Pneumatici ricostruiti per le auto blu

Una norma della Legge Finanziaria del 2002 imponeva che almeno il 20% degli pneumatici dei veicoli degli enti pubblici fossero di quelli ricostruiti.

Pneumatici ricostruiti per le auto blu

di Andrea Barbieri Carones

28 ottobre 2011

Una norma della Legge Finanziaria del 2002 imponeva che almeno il 20% degli pneumatici dei veicoli degli enti pubblici fossero di quelli ricostruiti.

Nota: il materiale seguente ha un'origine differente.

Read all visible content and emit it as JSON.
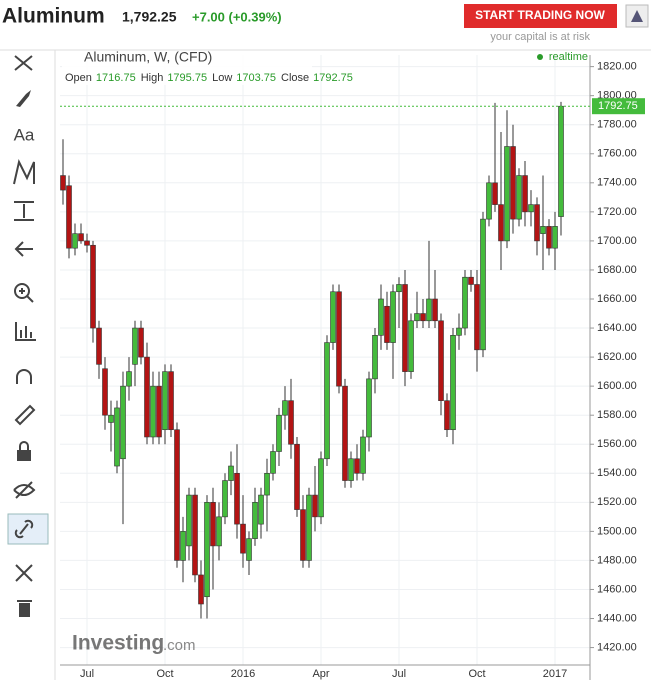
{
  "header": {
    "instrument": "Aluminum",
    "price": "1,792.25",
    "change": "+7.00 (+0.39%)",
    "button": "START TRADING NOW",
    "risk": "your capital is at risk"
  },
  "toolbar": {
    "text_tool": "Aa"
  },
  "chart_data": {
    "type": "candlestick",
    "title": "Aluminum, W, (CFD)",
    "status": "realtime",
    "watermark": "Investing",
    "watermark_suffix": ".com",
    "legend": [
      {
        "label": "Open",
        "value": 1716.75
      },
      {
        "label": "High",
        "value": 1795.75
      },
      {
        "label": "Low",
        "value": 1703.75
      },
      {
        "label": "Close",
        "value": 1792.75
      }
    ],
    "categories": [
      null,
      null,
      null,
      null,
      "Jul",
      null,
      null,
      null,
      null,
      null,
      null,
      null,
      null,
      null,
      null,
      null,
      null,
      "Oct",
      null,
      null,
      null,
      null,
      null,
      null,
      null,
      null,
      null,
      null,
      null,
      null,
      "2016",
      null,
      null,
      null,
      null,
      null,
      null,
      null,
      null,
      null,
      null,
      null,
      null,
      "Apr",
      null,
      null,
      null,
      null,
      null,
      null,
      null,
      null,
      null,
      null,
      null,
      null,
      "Jul",
      null,
      null,
      null,
      null,
      null,
      null,
      null,
      null,
      null,
      null,
      null,
      null,
      "Oct",
      null,
      null,
      null,
      null,
      null,
      null,
      null,
      null,
      null,
      null,
      null,
      null,
      "2017",
      null
    ],
    "open": [
      1745,
      1738,
      1695,
      1705,
      1700,
      1697,
      1640,
      1612,
      1575,
      1545,
      1550,
      1600,
      1615,
      1640,
      1620,
      1565,
      1600,
      1570,
      1610,
      1570,
      1480,
      1490,
      1525,
      1470,
      1455,
      1520,
      1490,
      1510,
      1535,
      1540,
      1505,
      1480,
      1495,
      1505,
      1525,
      1540,
      1555,
      1580,
      1590,
      1560,
      1515,
      1480,
      1525,
      1510,
      1550,
      1630,
      1665,
      1600,
      1535,
      1550,
      1540,
      1565,
      1605,
      1635,
      1655,
      1630,
      1665,
      1670,
      1610,
      1645,
      1650,
      1645,
      1660,
      1645,
      1590,
      1570,
      1635,
      1640,
      1675,
      1670,
      1625,
      1715,
      1740,
      1725,
      1700,
      1765,
      1715,
      1745,
      1720,
      1725,
      1705,
      1710,
      1695,
      1716.75
    ],
    "high": [
      1770,
      1745,
      1712,
      1712,
      1705,
      1700,
      1645,
      1620,
      1590,
      1590,
      1610,
      1620,
      1645,
      1645,
      1630,
      1610,
      1610,
      1615,
      1615,
      1575,
      1510,
      1530,
      1530,
      1480,
      1525,
      1530,
      1520,
      1540,
      1555,
      1560,
      1525,
      1500,
      1530,
      1530,
      1550,
      1560,
      1585,
      1600,
      1605,
      1565,
      1525,
      1530,
      1545,
      1555,
      1635,
      1670,
      1670,
      1605,
      1555,
      1560,
      1570,
      1610,
      1640,
      1670,
      1665,
      1670,
      1675,
      1680,
      1650,
      1665,
      1660,
      1700,
      1680,
      1650,
      1595,
      1640,
      1650,
      1680,
      1680,
      1680,
      1720,
      1745,
      1795,
      1775,
      1790,
      1780,
      1750,
      1755,
      1735,
      1730,
      1745,
      1715,
      1720,
      1795.75
    ],
    "low": [
      1725,
      1688,
      1690,
      1698,
      1692,
      1630,
      1605,
      1570,
      1555,
      1540,
      1505,
      1590,
      1600,
      1615,
      1560,
      1560,
      1560,
      1560,
      1565,
      1475,
      1465,
      1480,
      1465,
      1440,
      1440,
      1460,
      1480,
      1505,
      1525,
      1495,
      1475,
      1470,
      1490,
      1495,
      1500,
      1535,
      1545,
      1570,
      1550,
      1510,
      1475,
      1475,
      1500,
      1505,
      1545,
      1625,
      1595,
      1530,
      1530,
      1535,
      1535,
      1555,
      1595,
      1625,
      1625,
      1605,
      1640,
      1600,
      1605,
      1640,
      1640,
      1640,
      1640,
      1580,
      1565,
      1560,
      1625,
      1635,
      1665,
      1610,
      1620,
      1710,
      1720,
      1680,
      1695,
      1705,
      1710,
      1710,
      1710,
      1690,
      1680,
      1690,
      1680,
      1703.75
    ],
    "close": [
      1735,
      1695,
      1705,
      1700,
      1697,
      1640,
      1615,
      1580,
      1580,
      1585,
      1600,
      1610,
      1640,
      1620,
      1565,
      1600,
      1565,
      1610,
      1570,
      1480,
      1500,
      1525,
      1470,
      1450,
      1520,
      1490,
      1510,
      1535,
      1545,
      1505,
      1485,
      1495,
      1520,
      1525,
      1540,
      1555,
      1580,
      1590,
      1560,
      1515,
      1480,
      1525,
      1510,
      1550,
      1630,
      1665,
      1600,
      1535,
      1550,
      1540,
      1565,
      1605,
      1635,
      1660,
      1630,
      1665,
      1670,
      1610,
      1645,
      1650,
      1645,
      1660,
      1645,
      1590,
      1570,
      1635,
      1640,
      1675,
      1670,
      1625,
      1715,
      1740,
      1725,
      1700,
      1765,
      1715,
      1745,
      1720,
      1725,
      1700,
      1710,
      1695,
      1710,
      1792.75
    ],
    "up_color": "#44bb3c",
    "down_color": "#b31414",
    "ylim": [
      1408,
      1828
    ],
    "yticks": [
      {
        "value": 1420,
        "label": "1420.00"
      },
      {
        "value": 1440,
        "label": "1440.00"
      },
      {
        "value": 1460,
        "label": "1460.00"
      },
      {
        "value": 1480,
        "label": "1480.00"
      },
      {
        "value": 1500,
        "label": "1500.00"
      },
      {
        "value": 1520,
        "label": "1520.00"
      },
      {
        "value": 1540,
        "label": "1540.00"
      },
      {
        "value": 1560,
        "label": "1560.00"
      },
      {
        "value": 1580,
        "label": "1580.00"
      },
      {
        "value": 1600,
        "label": "1600.00"
      },
      {
        "value": 1620,
        "label": "1620.00"
      },
      {
        "value": 1640,
        "label": "1640.00"
      },
      {
        "value": 1660,
        "label": "1660.00"
      },
      {
        "value": 1680,
        "label": "1680.00"
      },
      {
        "value": 1700,
        "label": "1700.00"
      },
      {
        "value": 1720,
        "label": "1720.00"
      },
      {
        "value": 1740,
        "label": "1740.00"
      },
      {
        "value": 1760,
        "label": "1760.00"
      },
      {
        "value": 1780,
        "label": "1780.00"
      },
      {
        "value": 1800,
        "label": "1800.00"
      },
      {
        "value": 1820,
        "label": "1820.00"
      }
    ],
    "grid": true
  }
}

Una legge di una decina di anni fa potrebbe dare un piccolo contributo per migliorare i conti dello Stato e, soprattutto, evitare spiacevoli sprechi. Airp – l’associazione italiana ricostruttori di pneumatici – ha infatti sottolineato che nella legge Finanziaria del 2002 era previsto che lo Stato, gli enti locali, i gestori dei servizi pubblici e dei servizi di pubblica utilità, pubblici e privati, dovevano fare in modo che almeno il 20% degli pneumatici delle auto delle rispettive flotte fossero “ricostruiti“.

L’obiettivo della legge era duplice: da un lato pensare a una forma di risparmio e dall’altro di utilizzare prodotti meno inquinanti in quanto, appunto, ricostruiti e non fabbricati ex novo.

L’associazione, pertanto, esorta quei soggetti pubblici indicati nel testo della norma a osservare tale disposizione “anche perché – recita una nota ufficiale – il 20% degli pneumatici è una cifra contenuta e quindi facilmente raggiungibile”. Del resto – hanno fatto notare alcuni – spesso le flotte di autobus, auto o mezzi pesanti acquistano proprio pneumatici ricostruiti e conformi a ogni canone di sicurezza.

A dar forza a questa legge – se ce ne fosse bisogno – c’è anche una risoluzione approvata nel 2009 dalla Camera, che impegna il governo a rispettare lui stesso e a far rispettare tale limite percentuale innalzandolo addirittura al 50% per quanto riguarda le flotte delle amministrazioni pubbliche e di quelle dei gestori pubblici e privati di servizi pubblici o di pubblica utilità.